New York just keeps losing factories.
After far too many closures earlier this year…
Unfortunately there’s another major loss to report.

More specifically, New York’s manufacturing base took a sizable blow when PepsiCo closed its snack-food facility in Liberty, Sullivan County. (PepsiCo owns Frito-Lay, which includes a lot of snack brands.) The plant had produced the PopCorners brand and employed about 287 people.
The shutdown reflects broader challenges in the snack-food manufacturing world. Companies are grappling with higher ingredient, packaging and energy costs, tighter freight and logistics margins, and shifting U.S. consumer patterns. Trade and supply-chain dynamics continue to add uncertainty to operations at older or less efficient plants.
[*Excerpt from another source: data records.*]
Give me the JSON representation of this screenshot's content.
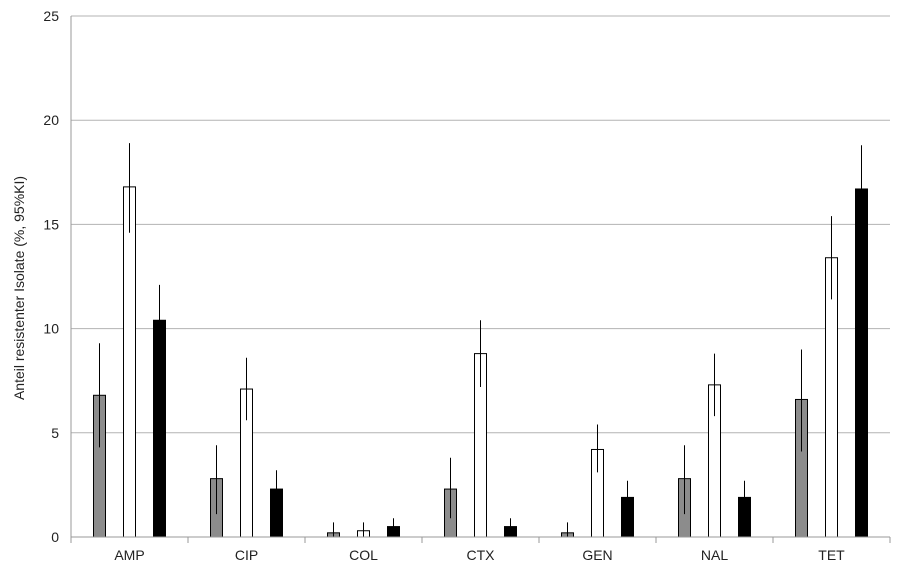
{
  "chart_data": {
    "type": "bar",
    "title": "",
    "xlabel": "",
    "ylabel": "Anteil resistenter Isolate (%, 95%KI)",
    "ylim": [
      0,
      25
    ],
    "yticks": [
      0,
      5,
      10,
      15,
      20,
      25
    ],
    "grid": true,
    "categories": [
      "AMP",
      "CIP",
      "COL",
      "CTX",
      "GEN",
      "NAL",
      "TET"
    ],
    "series": [
      {
        "color": "#8c8c8c",
        "values": [
          6.8,
          2.8,
          0.2,
          2.3,
          0.2,
          2.8,
          6.6
        ],
        "ci_low": [
          4.3,
          1.1,
          0.0,
          0.9,
          0.0,
          1.1,
          4.1
        ],
        "ci_high": [
          9.3,
          4.4,
          0.7,
          3.8,
          0.7,
          4.4,
          9.0
        ]
      },
      {
        "color": "#ffffff",
        "values": [
          16.8,
          7.1,
          0.3,
          8.8,
          4.2,
          7.3,
          13.4
        ],
        "ci_low": [
          14.6,
          5.6,
          0.0,
          7.2,
          3.1,
          5.8,
          11.4
        ],
        "ci_high": [
          18.9,
          8.6,
          0.7,
          10.4,
          5.4,
          8.8,
          15.4
        ]
      },
      {
        "color": "#000000",
        "values": [
          10.4,
          2.3,
          0.5,
          0.5,
          1.9,
          1.9,
          16.7
        ],
        "ci_low": [
          8.8,
          1.6,
          0.2,
          0.2,
          1.3,
          1.3,
          14.6
        ],
        "ci_high": [
          12.1,
          3.2,
          0.9,
          0.9,
          2.7,
          2.7,
          18.8
        ]
      }
    ]
  }
}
And of course, underpinning a lot of this is the immediate impacts from the trade war, which has roiled supply chains and damaged US exports as retaliatory tariffs from foreign governments take their toll. It’s logical for companies to trim costs and reduce production as demand falls. Unfortunately, this could set the economy into a downward rhythm that builds momentum as it goes. Companies, noticing weaker demand, start reducing their output and letting workers go to protect their finances. That triggers fear among households, who then spend less and save more out of caution. Lower consumer activity worsens the slowdown, forcing another round of production cuts. The process repeats itself, and the result is heartbreaking — more hardworking Americans losing their jobs and their sense of security.
This closure adds to a wave of food and beverage-sector cut-backs across the Northeast in 2025. Analysts warn that unless cost burdens ease and production networks are re-balanced, more facilities could face a similar fate.
And really, that’s the crux of the problem here – there’s no clear way to reverse the trend given where the economy and US trade policy is. So please join us in wishing the impacted workers well as they seek out new employment in what is honestly looking like a pretty tough job market.